I had dinner last weekend with a financial advisor friend who works on a large wirehouse team based here in New York. Last year “was a major pain in the ass” he told me. He had to remind his clients again and again about the wisdom of global asset allocation while the S&P gained 14% and the rest of the world slumped.
Convincing someone that there is a right way to invest for the long term is hard enough, “re-closing them on our approach every few months is nearly impossible,” he said. I agreed with him. I spent a lot of last year blogging about the frustration among professional wealth managers borne of the huge dispersion between US and foreign stocks. As James Osborne says, what works over most years doesn’t work during every year.
“All the data I could come up with to prove the truth wasn’t enough. People don’t want to see the data when there’s a party going on and they feel left out.”
This year is a different story, he tells me. He got an email the other day from a client to the effect of “Thanks for keeping my portfolio intact and not listening to me when I complained.” Supposedly he had kept the guy from an all-in bet on US stocks just before Christmas. The US stock market is now flat with where it was the first week of Thanksgiving. International stocks have gone berserk to the upside.
So far this year, the power of a global portfolio has reasserted itself, right on schedule – just at the moment where it looked like there was no reason to allocate outside the “best house” ever again:
table via Bank of America Merrill Lynch
The reality is that foreign stocks and US stocks take turns outperforming each other in roughly four year increments. The last such timeframe where foreign developed equities beat the S&P was from 2003 to 2007. There’s no way of seeing the next such streak coming. The first five months of 2015 could be a blip or the start of something bigger.

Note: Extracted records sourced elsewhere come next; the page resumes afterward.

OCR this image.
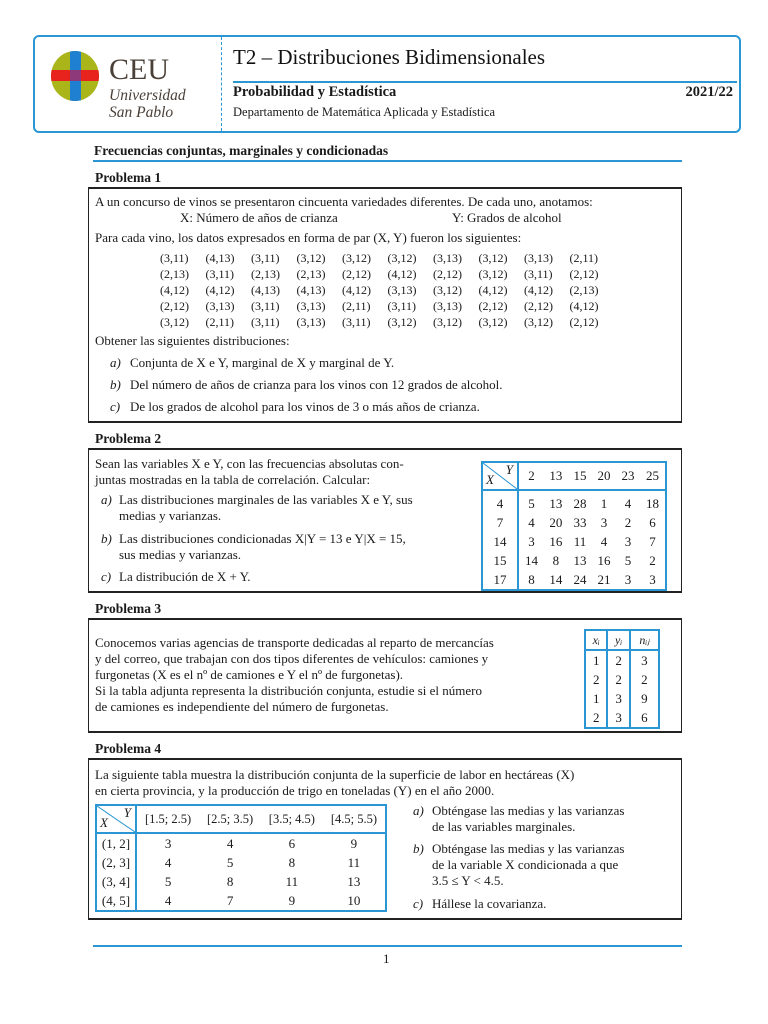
CEU
Universidad
San Pablo
T2 – Distribuciones Bidimensionales
Probabilidad y Estadística	2021/22
Departamento de Matemática Aplicada y Estadística
Frecuencias conjuntas, marginales y condicionadas
Problema 1
A un concurso de vinos se presentaron cincuenta variedades diferentes. De cada uno, anotamos:
X: Número de años de crianza	Y: Grados de alcohol
Para cada vino, los datos expresados en forma de par (X, Y) fueron los siguientes:
(3,11)	(4,13)	(3,11)	(3,12)	(3,12)	(3,12)	(3,13)	(3,12)	(3,13)	(2,11)
(2,13)	(3,11)	(2,13)	(2,13)	(2,12)	(4,12)	(2,12)	(3,12)	(3,11)	(2,12)
(4,12)	(4,12)	(4,13)	(4,13)	(4,12)	(3,13)	(3,12)	(4,12)	(4,12)	(2,13)
(2,12)	(3,13)	(3,11)	(3,13)	(2,11)	(3,11)	(3,13)	(2,12)	(2,12)	(4,12)
(3,12)	(2,11)	(3,11)	(3,13)	(3,11)	(3,12)	(3,12)	(3,12)	(3,12)	(2,12)
Obtener las siguientes distribuciones:
a) Conjunta de X e Y, marginal de X y marginal de Y.
b) Del número de años de crianza para los vinos con 12 grados de alcohol.
c) De los grados de alcohol para los vinos de 3 o más años de crianza.
Problema 2
Sean las variables X e Y, con las frecuencias absolutas con-
juntas mostradas en la tabla de correlación. Calcular:
a) Las distribuciones marginales de las variables X e Y, sus
medias y varianzas.
b) Las distribuciones condicionadas X|Y = 13 e Y|X = 15,
sus medias y varianzas.
c) La distribución de X + Y.
X
Y	2	13	15	20	23	25
4	5	13	28	1	4	18
7	4	20	33	3	2	6
14	3	16	11	4	3	7
15	14	8	13	16	5	2
17	8	14	24	21	3	3
Problema 3
Conocemos varias agencias de transporte dedicadas al reparto de mercancías
y del correo, que trabajan con dos tipos diferentes de vehículos: camiones y
furgonetas (X es el nº de camiones e Y el nº de furgonetas).
Si la tabla adjunta representa la distribución conjunta, estudie si el número
de camiones es independiente del número de furgonetas.
xᵢ	yᵢ	nᵢⱼ
1	2	3
2	2	2
1	3	9
2	3	6
Problema 4
La siguiente tabla muestra la distribución conjunta de la superficie de labor en hectáreas (X)
en cierta provincia, y la producción de trigo en toneladas (Y) en el año 2000.
X
Y	[1.5; 2.5)	[2.5; 3.5)	[3.5; 4.5)	[4.5; 5.5)
(1, 2]	3	4	6	9
(2, 3]	4	5	8	11
(3, 4]	5	8	11	13
(4, 5]	4	7	9	10
a) Obténgase las medias y las varianzas
de las variables marginales.
b) Obténgase las medias y las varianzas
de la variable X condicionada a que
3.5 ≤ Y < 4.5.
c) Hállese la covarianza.
1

The point is that it’s likely a diversified portfolio, if history is worth anything at all, will ultimately reward the investors who can stick with it. Even through years like 2014. “They can judge me against the S&P 500 this year if they want,” he said with a laugh.
If you fired your advisor last year to run off and join the Circus of What’s Working Now, don’t be surprised if you find yourself making yet another change in the near future when the grass turns out not to have been greener.